Somewhere along the Park Drive north of Jasper Forest, one sort of slides from the Petrified Forest into the Painted Desert. "Painted Desert" is the poetic (but accurate) name given to a huge sweep of Chinle Group rocks that show a wide variety of colors from different minerals in the rock. I could give you a lot of dry commentary about the geology, but really I don't think the photos require any additions from me:
These technicolor badlands, a paradise for rockhounds and fossil-hunters, sweep away to the north and west in a huge crescent that ends on the outskirts of the Grand Canyon nearly a hundred miles away. The sheer scale of the Painted Desert boggles the mind almost as much as the Grand Canyon itself does.

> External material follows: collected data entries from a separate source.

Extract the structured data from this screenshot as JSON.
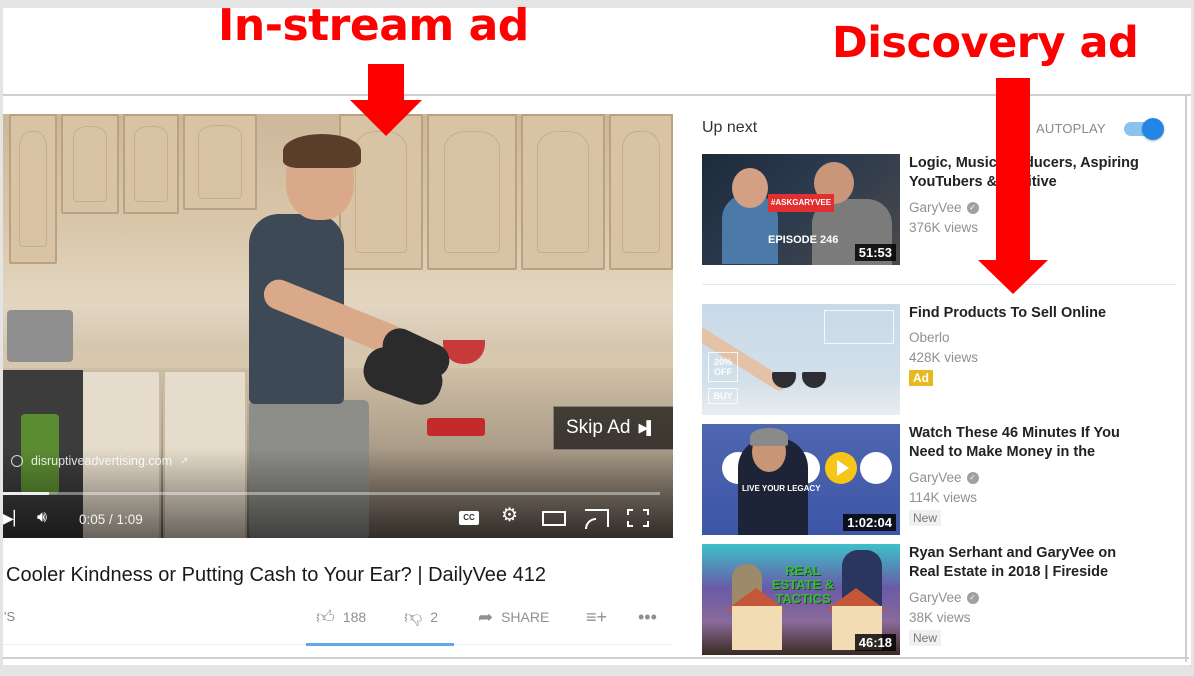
{
  "annotations": {
    "instream_label": "In-stream ad",
    "discovery_label": "Discovery ad",
    "color": "#ff0000"
  },
  "player": {
    "ad_url": "disruptiveadvertising.com",
    "skip_ad_label": "Skip Ad",
    "skip_icon": "▶▌",
    "time_current": "0:05",
    "time_total": "1:09",
    "time_display": "0:05 / 1:09",
    "progress_fraction": 0.07,
    "icons": [
      "next-icon",
      "volume-icon",
      "captions-icon",
      "settings-gear-icon",
      "theater-mode-icon",
      "cast-icon",
      "fullscreen-icon"
    ],
    "cc_label": "CC"
  },
  "video": {
    "title": "Cooler Kindness or Putting Cash to Your Ear? | DailyVee 412",
    "views_fragment": "'S",
    "likes": "188",
    "dislikes": "2",
    "share_label": "SHARE",
    "like_ratio": 0.99,
    "accent_color": "#64a7e8"
  },
  "sidebar": {
    "up_next_label": "Up next",
    "autoplay_label": "AUTOPLAY",
    "autoplay_on": true,
    "toggle_color": "#2186e6",
    "items": [
      {
        "title": "Logic, Music Producers, Aspiring YouTubers & Positive",
        "channel": "GaryVee",
        "verified": true,
        "views": "376K views",
        "duration": "51:53",
        "thumb_text": "#ASKGARYVEE",
        "thumb_sub": "EPISODE 246",
        "badge": null
      },
      {
        "title": "Find Products To Sell Online",
        "channel": "Oberlo",
        "verified": false,
        "views": "428K views",
        "badge": "Ad",
        "badge_color": "#e8b823",
        "thumb_promo": "20% OFF",
        "thumb_buy": "BUY"
      },
      {
        "title": "Watch These 46 Minutes If You Need to Make Money in the",
        "channel": "GaryVee",
        "verified": true,
        "views": "114K views",
        "duration": "1:02:04",
        "thumb_text": "LIVE YOUR LEGACY",
        "badge": "New"
      },
      {
        "title": "Ryan Serhant and GaryVee on Real Estate in 2018 | Fireside",
        "channel": "GaryVee",
        "verified": true,
        "views": "38K views",
        "duration": "46:18",
        "thumb_text": "REAL ESTATE & TACTICS",
        "badge": "New"
      }
    ]
  }
}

On the way back from the Petrified Forest and Painted Desert, I took an hour and stopped at Meteor Crater Natural Landmark. Meteor Crater is a gigantic hole in the ground, five hundred feet deep and half a mile across. It was made by a meteorite that hit here around fifty thousand years ago. The meteorite was vaporized in the explosion generated by the impact; today, all that's left of it is thousands of tiny fragments scattered across the land. I literally did not have a lens that was wide enough to get the whole crater in view, so I had to settle for a few photos that showed how the rocks at the crater rim had been deformed by the explosion.
If you're ever out that way, Meteor Crater is well worth a look. Besides the crater itself, which is very impressive, there's a small 'space museum' that includes displays on the meteorite, the space program, and the Apollo astronauts who trained here briefly because NASA thought the landscape was much like what they'd encounter on the Moon.
After leaving Meteor Crater I headed back to my hotel. Next day's plans included Sunset Crater and Wupatki National Monument.